Abstract:In federated learning (FL), the multi-step update and data heterogeneity among clients often lead to a loss landscape with sharper minima, degenerating the performance of the resulted global model. Prevalent federated approaches incorporate sharpness-aware minimization (SAM) into local training to mitigate this problem. However, the local loss landscapes may not accurately reflect the flatness of global loss landscape in heterogeneous environments; as a result, minimizing local sharpness and calculating perturbations on client data might not align the efficacy of SAM in FL with centralized training. To overcome this challenge, we propose FedLESAM, a novel algorithm that locally estimates the direction of global perturbation on client side as the difference between global models received in the previous active and current rounds.
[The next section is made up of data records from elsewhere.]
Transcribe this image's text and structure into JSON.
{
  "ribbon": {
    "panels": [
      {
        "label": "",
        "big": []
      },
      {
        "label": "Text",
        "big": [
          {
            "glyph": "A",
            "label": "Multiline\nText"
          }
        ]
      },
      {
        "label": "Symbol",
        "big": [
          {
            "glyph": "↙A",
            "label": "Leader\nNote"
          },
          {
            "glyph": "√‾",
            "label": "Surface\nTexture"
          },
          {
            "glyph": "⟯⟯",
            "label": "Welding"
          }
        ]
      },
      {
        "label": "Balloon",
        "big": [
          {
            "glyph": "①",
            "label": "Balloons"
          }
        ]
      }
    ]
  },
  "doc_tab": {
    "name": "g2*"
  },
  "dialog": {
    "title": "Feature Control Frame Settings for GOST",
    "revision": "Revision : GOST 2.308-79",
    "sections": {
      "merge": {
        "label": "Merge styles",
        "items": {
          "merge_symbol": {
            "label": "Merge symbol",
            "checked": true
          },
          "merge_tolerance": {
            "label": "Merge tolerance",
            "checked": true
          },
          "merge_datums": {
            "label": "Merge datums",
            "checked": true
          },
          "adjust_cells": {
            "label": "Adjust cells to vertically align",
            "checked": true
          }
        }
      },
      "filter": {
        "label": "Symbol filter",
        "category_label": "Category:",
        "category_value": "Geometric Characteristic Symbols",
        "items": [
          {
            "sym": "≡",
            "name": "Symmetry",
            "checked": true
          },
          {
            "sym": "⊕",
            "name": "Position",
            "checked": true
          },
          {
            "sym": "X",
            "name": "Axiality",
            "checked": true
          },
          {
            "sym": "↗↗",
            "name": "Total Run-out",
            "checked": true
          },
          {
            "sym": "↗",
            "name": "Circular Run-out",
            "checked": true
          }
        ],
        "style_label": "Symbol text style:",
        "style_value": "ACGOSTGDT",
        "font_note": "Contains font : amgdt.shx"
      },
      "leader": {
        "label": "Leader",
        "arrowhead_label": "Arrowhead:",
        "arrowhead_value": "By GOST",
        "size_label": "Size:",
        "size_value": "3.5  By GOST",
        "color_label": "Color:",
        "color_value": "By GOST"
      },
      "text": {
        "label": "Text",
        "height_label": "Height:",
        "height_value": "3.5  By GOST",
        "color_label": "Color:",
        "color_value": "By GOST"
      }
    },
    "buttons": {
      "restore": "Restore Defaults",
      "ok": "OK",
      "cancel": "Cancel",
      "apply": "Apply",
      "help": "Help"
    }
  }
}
Besides the improved quality, FedLESAM also speed up federated SAM-based approaches since it only performs once backpropagation in each iteration. Theoretically, we prove a slightly tighter bound than its original FedSAM by ensuring consistent perturbation. Empirically, we conduct comprehensive experiments on four federated benchmark datasets under three partition strategies to demonstrate the superior performance and efficiency of FedLESAM.